In the fifth study the substance was tested on Daphnia magna according OECD guideline 202 under static unaerated test conditions during a 48-hour exposure period. Chemical analytically monitorized. Equal volumes of laboratory mass culture well water were collected from all Daphnia mass culture tanks, pooled, and filtered for use as dilution water.  The test material was prepared as a 0.1 mg/mL stock solution in filtered laboratory mass culture well water, and diluted with filtered laboratory mass culture well water to yield the desired nominal concentrations. After mixing, 200 mL aliquots of each concentration were introduced into each of two separate 250 mL glass test vessels. At the beginning of the test, the measured concentrations of the test substance ranged from below detection up to 50% of the nominal concentrations. Because the measured concentrations were near or below the limit of detection at the beginning of the test, samples taken at the end of the 48-hour exposure period were not analyzed. Based on the nominal concentrations, the 48-hour EC50 was 0.28 mg/L, with a 95% confidence interval of 0.24 to 0.33 mg/L.

 

Sixth study report for read across chemical also supports the classification of test chemical. The acute toxicity of the test substance to Daphnia magna was investigated in a study according to OECD TG 202 and GLP (DR. U. NOACK LABORATORIEN, 2013a). All concentration levels of the test item and the control were analytically verified in the fresh media (0 and 24 hours) and old media (24 and 48 hours). Directly after preparation of the test solutions, the fresh media samples were taken in duplicate. Date and time of preparation of the test solutions and use in the test were noted. For each sample, 10 mL of the test solution was diluted for stabilization with 10 mL HPLC water (containing 20% acetonitrile, 0.2% TFA and 20% of a 0.2% ascorbic acid solution) and analysed the day of collection within 4 hours of sampling. For the old media, samples were taken directly from the test vessels containing daphnids. The old media samples were prepared as described for the fresh media samples. In this study daphnids (4 replicates of 5 daphnids per concentration) were exposed to nominal test substance concentrations of 0, 45, 100, 220, 484, 1065 and 2343 µg/L for 48 hours under semi static conditions. Analysis of test concentrations showed that recovery rates of test item in the fresh media (0 and 24 hours) were in the range of 96 to 105 % of the nominal values at all tested concentration levels.
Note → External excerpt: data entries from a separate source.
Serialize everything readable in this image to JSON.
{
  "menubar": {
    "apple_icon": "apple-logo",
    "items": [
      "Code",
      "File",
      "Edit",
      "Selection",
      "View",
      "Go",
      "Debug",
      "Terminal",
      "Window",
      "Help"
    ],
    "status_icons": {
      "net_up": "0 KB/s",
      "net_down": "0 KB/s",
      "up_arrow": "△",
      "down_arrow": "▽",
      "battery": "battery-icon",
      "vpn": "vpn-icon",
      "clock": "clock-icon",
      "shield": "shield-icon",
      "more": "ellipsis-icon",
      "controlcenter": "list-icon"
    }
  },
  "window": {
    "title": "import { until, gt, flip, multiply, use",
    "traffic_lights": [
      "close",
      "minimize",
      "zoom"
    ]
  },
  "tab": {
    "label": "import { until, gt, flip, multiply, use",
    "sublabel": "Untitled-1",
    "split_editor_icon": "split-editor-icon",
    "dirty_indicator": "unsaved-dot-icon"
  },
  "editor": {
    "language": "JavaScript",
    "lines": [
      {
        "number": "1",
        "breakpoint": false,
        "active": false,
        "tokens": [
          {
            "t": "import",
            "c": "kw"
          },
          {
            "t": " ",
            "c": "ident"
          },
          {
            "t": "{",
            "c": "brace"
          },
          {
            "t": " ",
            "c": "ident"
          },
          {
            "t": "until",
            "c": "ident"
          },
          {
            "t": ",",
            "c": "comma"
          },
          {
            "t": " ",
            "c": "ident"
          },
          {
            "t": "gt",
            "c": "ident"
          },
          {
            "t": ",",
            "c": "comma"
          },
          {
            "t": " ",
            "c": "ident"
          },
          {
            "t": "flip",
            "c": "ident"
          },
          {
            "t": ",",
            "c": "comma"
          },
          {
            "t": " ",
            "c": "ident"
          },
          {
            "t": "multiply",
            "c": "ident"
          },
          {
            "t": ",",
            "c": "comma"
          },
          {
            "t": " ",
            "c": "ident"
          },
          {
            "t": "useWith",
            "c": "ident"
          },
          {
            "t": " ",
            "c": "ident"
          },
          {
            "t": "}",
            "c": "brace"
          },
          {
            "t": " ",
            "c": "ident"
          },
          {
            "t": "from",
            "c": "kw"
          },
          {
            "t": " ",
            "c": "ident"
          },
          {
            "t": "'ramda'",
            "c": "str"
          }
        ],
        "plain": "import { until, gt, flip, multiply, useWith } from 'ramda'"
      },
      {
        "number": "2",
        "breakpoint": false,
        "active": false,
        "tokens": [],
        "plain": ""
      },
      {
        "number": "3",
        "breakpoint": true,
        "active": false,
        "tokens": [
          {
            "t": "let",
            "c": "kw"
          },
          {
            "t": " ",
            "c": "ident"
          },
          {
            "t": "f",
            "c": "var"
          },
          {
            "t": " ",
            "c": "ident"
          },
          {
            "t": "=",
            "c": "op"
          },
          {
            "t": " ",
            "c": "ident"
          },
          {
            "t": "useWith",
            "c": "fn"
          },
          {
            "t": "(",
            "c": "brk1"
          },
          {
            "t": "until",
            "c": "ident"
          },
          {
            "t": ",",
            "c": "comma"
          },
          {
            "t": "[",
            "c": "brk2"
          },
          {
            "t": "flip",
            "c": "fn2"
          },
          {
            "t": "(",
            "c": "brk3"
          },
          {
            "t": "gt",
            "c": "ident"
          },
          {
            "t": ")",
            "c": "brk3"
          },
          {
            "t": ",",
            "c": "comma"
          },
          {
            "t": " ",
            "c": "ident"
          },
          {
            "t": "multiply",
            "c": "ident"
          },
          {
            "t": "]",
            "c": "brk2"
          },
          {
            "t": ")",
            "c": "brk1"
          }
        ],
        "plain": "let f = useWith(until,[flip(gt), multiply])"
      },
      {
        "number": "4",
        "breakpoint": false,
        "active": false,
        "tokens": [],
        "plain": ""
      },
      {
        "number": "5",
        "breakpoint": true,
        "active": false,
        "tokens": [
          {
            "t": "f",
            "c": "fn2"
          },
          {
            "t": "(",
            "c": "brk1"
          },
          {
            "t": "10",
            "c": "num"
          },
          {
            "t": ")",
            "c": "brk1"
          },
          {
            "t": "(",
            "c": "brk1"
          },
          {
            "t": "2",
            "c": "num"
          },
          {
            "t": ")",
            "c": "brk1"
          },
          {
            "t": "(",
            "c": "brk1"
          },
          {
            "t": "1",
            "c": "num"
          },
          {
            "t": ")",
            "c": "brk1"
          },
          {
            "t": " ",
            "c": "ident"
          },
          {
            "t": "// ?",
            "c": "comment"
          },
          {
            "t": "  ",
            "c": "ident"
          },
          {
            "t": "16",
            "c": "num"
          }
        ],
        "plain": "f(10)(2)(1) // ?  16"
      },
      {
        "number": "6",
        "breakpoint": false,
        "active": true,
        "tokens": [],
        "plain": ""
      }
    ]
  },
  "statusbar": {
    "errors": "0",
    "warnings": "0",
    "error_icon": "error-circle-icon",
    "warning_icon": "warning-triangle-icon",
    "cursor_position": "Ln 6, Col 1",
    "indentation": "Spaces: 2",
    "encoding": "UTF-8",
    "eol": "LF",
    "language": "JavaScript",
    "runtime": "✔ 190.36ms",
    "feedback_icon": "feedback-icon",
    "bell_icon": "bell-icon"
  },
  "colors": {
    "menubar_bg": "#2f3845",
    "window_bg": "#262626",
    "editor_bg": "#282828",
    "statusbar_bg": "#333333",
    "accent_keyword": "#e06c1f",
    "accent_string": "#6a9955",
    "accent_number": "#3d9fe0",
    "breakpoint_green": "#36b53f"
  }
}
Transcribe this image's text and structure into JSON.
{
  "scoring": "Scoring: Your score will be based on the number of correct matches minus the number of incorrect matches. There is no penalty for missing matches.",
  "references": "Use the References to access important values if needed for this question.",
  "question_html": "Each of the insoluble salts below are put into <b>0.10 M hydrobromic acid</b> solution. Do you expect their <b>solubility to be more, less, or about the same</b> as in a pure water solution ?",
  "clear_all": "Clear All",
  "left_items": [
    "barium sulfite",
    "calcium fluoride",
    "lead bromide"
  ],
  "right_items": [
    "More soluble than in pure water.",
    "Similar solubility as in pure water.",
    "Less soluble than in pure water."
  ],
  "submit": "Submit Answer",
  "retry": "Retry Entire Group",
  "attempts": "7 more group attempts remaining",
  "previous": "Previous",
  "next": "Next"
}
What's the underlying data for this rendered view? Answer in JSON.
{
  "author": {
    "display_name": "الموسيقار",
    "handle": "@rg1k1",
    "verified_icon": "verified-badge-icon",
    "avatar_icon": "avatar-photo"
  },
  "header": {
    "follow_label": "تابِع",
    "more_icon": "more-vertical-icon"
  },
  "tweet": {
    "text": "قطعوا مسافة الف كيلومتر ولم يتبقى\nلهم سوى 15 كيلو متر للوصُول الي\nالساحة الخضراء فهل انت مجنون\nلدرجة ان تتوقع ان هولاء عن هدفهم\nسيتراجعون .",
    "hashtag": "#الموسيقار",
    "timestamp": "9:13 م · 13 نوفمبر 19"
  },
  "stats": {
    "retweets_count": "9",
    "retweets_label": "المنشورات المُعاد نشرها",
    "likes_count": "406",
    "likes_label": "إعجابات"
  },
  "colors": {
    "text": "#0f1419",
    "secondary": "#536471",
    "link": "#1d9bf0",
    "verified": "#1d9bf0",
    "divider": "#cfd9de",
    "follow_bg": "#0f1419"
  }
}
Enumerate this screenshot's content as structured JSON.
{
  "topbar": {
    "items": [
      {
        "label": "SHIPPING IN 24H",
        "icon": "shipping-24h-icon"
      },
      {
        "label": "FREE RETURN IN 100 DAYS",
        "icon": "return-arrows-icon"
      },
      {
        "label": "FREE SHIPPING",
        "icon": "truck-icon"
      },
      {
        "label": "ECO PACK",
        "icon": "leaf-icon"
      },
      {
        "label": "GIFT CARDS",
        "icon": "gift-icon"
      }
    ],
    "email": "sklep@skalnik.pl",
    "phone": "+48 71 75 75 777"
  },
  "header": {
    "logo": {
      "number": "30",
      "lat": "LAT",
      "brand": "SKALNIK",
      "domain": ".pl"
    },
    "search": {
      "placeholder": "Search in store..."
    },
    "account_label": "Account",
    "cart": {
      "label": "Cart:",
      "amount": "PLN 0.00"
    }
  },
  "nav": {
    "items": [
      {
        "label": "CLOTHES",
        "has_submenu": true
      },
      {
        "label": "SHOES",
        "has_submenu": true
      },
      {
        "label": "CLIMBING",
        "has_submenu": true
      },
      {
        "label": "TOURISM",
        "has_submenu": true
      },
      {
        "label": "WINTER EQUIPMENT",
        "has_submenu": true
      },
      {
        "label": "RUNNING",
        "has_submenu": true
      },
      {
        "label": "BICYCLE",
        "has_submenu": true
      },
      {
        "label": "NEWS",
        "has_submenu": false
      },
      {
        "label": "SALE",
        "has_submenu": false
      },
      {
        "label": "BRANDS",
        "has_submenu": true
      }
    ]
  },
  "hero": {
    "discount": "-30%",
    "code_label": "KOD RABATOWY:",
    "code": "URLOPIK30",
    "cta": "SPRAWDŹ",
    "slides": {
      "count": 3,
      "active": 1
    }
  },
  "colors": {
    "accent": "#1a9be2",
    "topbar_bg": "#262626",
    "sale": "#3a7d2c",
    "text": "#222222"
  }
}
The recovery rates in the old media (24 and 48 hours) were in the range of 26 to 73 % of the nominal values. The geometric mean recovery rates were in the range of 50 to 82 %. The geometric mean measured concentrations of test item were calculated to be 31.2, 78.4, 181, 326, 628 and 1176 µg/L. After 48 hours exposure, immobilisation was noted first at a measured concentration of 0.326 mg/L (i.e. 25% of immobilisation, mean value). At the highest test concentration 100% immobilisation was observed. Based on the immobilisation rates the EC50 value was calculated to be 0.496 mg/L (496 µg/L) (based on geometric mean measured concentration).

 

Thus based on the overall studies, it was concluded that the chemical was toxic to the growth of aquatic invertebrates, and classified as aquatic acute 1 as per the CLP classification criteria.